SANDRA SHEWRY: Uninsurables. The uninsurables who had resources to buy.
Sandra Shewry has been thinking about this group for a while. She founded a state high-risk pool in California in 1990 and ran it for 12 years. Most of the people they helped were the self-employed. The problem was there was always a waiting list.
SHEWRY: Oh, it was heart-breaking. At some point the waiting lists were several thousand people in which case we didn't close the waiting list, but it stopped growing because I think people understood that there was no reason to be on the waiting list when it was that long.
A high-risk pool is by definition a money loser. The government covers the people that insurance companies won't touch. The federal program is just a temporary Band-Aid.
RICK CURTIS: It's a complicated Band-Aid; it's got arms and legs and holes in it.
Rick Curtis with the Institute for Health Policy Solutions in Washington says he expects this program to run into the same problems as California's did: Waiting lists. Tight restrictions on eligibility. State officials worry the states will end up paying. Curtis says it lets insurance companies off the hook.
CURTIS: Insurers still don't have to take the high-risk, and we'll take the high-risk and then you have to pay for it with tax revenues.
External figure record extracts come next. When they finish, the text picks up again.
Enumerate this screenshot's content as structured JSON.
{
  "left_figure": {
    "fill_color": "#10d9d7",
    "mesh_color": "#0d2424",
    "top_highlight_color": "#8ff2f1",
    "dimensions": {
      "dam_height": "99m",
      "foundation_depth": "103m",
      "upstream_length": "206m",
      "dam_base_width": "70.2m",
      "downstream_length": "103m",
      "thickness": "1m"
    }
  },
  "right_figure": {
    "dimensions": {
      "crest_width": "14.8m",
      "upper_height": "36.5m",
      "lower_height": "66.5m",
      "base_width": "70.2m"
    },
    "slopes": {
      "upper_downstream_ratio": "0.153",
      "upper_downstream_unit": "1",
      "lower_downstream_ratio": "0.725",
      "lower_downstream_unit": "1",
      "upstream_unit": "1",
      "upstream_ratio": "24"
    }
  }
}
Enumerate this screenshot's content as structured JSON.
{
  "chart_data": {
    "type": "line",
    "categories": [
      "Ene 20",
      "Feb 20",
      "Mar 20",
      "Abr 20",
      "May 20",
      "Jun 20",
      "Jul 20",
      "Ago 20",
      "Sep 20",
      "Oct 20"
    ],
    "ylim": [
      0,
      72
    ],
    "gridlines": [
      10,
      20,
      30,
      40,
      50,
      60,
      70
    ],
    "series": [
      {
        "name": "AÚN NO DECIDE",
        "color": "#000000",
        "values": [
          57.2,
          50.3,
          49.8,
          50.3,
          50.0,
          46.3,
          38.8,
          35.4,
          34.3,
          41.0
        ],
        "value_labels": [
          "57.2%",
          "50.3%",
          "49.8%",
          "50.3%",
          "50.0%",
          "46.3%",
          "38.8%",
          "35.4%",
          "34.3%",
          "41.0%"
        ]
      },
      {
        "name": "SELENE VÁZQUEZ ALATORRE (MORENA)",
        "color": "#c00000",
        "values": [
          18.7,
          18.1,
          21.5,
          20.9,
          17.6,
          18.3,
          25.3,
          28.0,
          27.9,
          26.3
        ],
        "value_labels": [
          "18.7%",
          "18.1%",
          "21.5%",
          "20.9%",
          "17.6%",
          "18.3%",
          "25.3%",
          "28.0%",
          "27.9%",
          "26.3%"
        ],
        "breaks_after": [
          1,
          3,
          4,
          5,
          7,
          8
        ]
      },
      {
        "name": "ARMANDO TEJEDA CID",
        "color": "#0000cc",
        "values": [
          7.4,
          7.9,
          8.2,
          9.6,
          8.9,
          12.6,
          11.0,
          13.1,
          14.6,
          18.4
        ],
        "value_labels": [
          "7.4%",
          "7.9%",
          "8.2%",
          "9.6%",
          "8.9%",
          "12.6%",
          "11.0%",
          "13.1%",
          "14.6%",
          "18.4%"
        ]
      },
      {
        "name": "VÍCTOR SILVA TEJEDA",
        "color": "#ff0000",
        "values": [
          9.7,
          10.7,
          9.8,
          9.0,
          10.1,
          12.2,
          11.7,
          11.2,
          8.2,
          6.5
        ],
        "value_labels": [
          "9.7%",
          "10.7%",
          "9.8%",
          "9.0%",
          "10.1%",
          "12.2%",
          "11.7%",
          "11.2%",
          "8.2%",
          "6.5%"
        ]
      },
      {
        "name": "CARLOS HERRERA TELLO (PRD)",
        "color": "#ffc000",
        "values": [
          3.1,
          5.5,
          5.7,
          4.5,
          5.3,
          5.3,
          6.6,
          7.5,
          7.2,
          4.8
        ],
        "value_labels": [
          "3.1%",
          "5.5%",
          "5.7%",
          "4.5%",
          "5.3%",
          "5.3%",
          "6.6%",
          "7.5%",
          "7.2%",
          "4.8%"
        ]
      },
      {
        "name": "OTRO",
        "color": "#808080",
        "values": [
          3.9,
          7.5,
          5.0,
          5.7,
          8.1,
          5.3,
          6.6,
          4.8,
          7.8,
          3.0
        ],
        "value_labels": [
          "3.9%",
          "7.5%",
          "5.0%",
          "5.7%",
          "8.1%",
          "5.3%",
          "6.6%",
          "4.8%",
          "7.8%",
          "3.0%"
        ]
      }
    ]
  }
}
Blevins, the computer geek, is optimistic.
BLEVINS: That's kind of like the killer app for the United States. It makes me happy.
Georgetown professor Karen Pollitz, an expert on high-risk pools, says it'll be a lifesaver for some.
KAREN POLLITZ: I would definitely keep an eye on the program and when it opens up, if you think you're interested, get your application in early.
In Philadelphia, I'm Gregory Warner, for Marketplace.